I thought it was about advice to the server which is currently that the 
server MUST NOT refuse to accept a message based on failure of EHLO 
argument verification.

My argument is that EHLO verification is, in the long run, poor practice 
and should not be encouraged by 5321bis /even if it seems like an 
effective spam countermeasure today./   There are various reasons for 
this, but probably the most salient is that the need to support mail 
sending from some IPv6-only networks, and eventually to no public IPv4 
Internet, makes any expectation that the client knows what DNS name will 
result from a PTR lookup of the client's source address as seen by the 
server, to be dubious at best and perhaps completely meaningless.   
Since we expect 5321bis, as a Full Standard, to be long-term stable, it 
doesn't make sense to promote a practice that seems dubious or even 
harmful to mail reliability in the long run.

(I'm open to other ways of rewording the language currently in 5321, as 
long as it takes into account the fact that in a world where 
communications between IPv4 hosts and IPv6 hosts is mediated by NATs 
supplied by carriers, a client no longer has a reasonable expectation of 
knowing what its source IP address will be as seen by the server, or of 
having control over the PTR records in the corresponding DNS zone to 
that source address.   What I don't think is reasonable in the long run 
is to expect all SMTP clients to have direct access (and their own 
static addresses) on both the public IPv4 network and the public IPv6 
network.)

>> I certainly acknowledge that spam
>> filtering is hard, and that the state of the art is to use unreliable
>> heuristics.
> I would disagree ... state of the art is ML clustering algorithms using
> a wide range of signals, where even the people who developed the systems
> find it fairly hard to reliably predict beforehand which of those
> signals are going to be of real significance.
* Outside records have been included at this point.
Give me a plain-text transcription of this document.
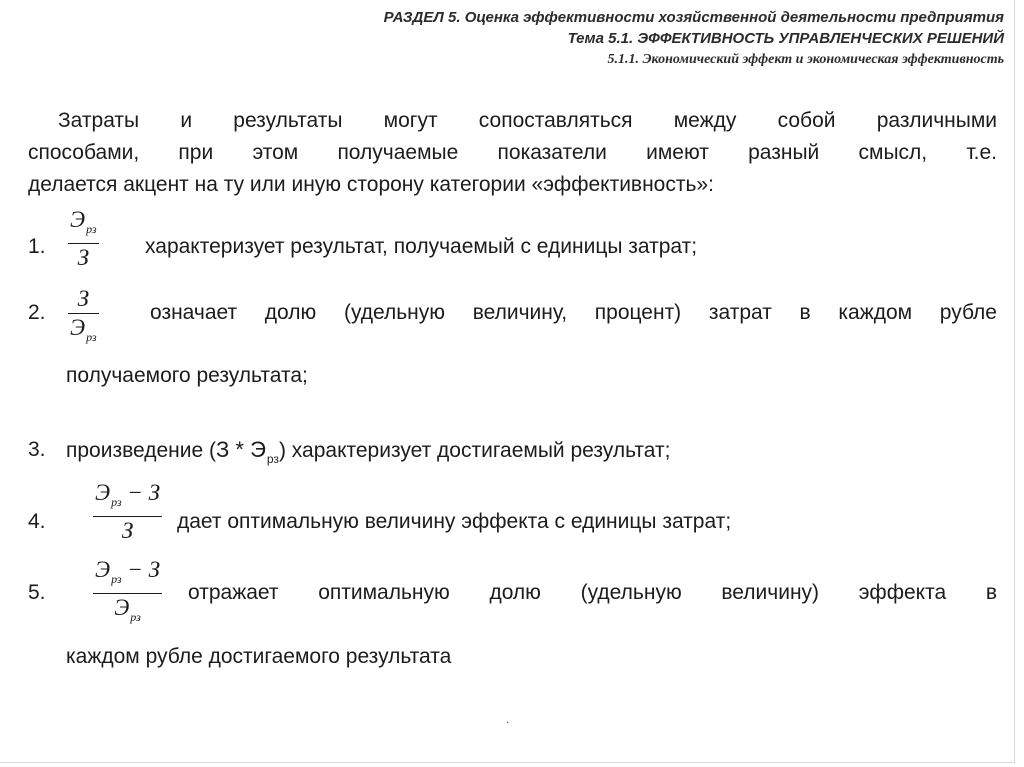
РАЗДЕЛ 5. Оценка эффективности хозяйственной деятельности предприятия
Тема 5.1. ЭФФЕКТИВНОСТЬ УПРАВЛЕНЧЕСКИХ РЕШЕНИЙ
5.1.1. Экономический эффект и экономическая эффективность
Затраты и результаты могут сопоставляться между собой различными
способами, при этом получаемые показатели имеют разный смысл, т.е.
делается акцент на ту или иную сторону категории «эффективность»:
1.
$Э_{рз}$
З	характеризует результат, получаемый с единицы затрат;
2.
З
$Э_{рз}$
означает долю (удельную величину, процент) затрат в каждом рубле
получаемого результата;
3. произведение $(З * Э_{рз})$ характеризует достигаемый результат;
4.
$Э_{рз} - З$
З дает оптимальную величину эффекта с единицы затрат;
5.
$Э_{рз} - З$
$Э_{рз}$
отражает оптимальную долю (удельную величину) эффекта в
каждом рубле достигаемого результата
.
Thanks for the clarification.   I agree that it's useful to distinguish 
ML algorithms from heuristics.

This does bring a tangential question to mind, though:

> Since the only practical way of tuning these algorithms is end-user
> free-back

To me it seems like a very important case where reliability is concerned 
is when a willing sender (who has not previously received mail from this 
recipient) tries to send their first email to a willing recipient.    If 
that doesn't work, the sender and recipient may simply give up, but 
whatever they do, they're shooting in the dark.

If end-user feedback is already difficult to get (and I acknowledge that 
it is), it seems like measuring this critical case and tuning ML 
algorithms based on this case would be extremely difficult.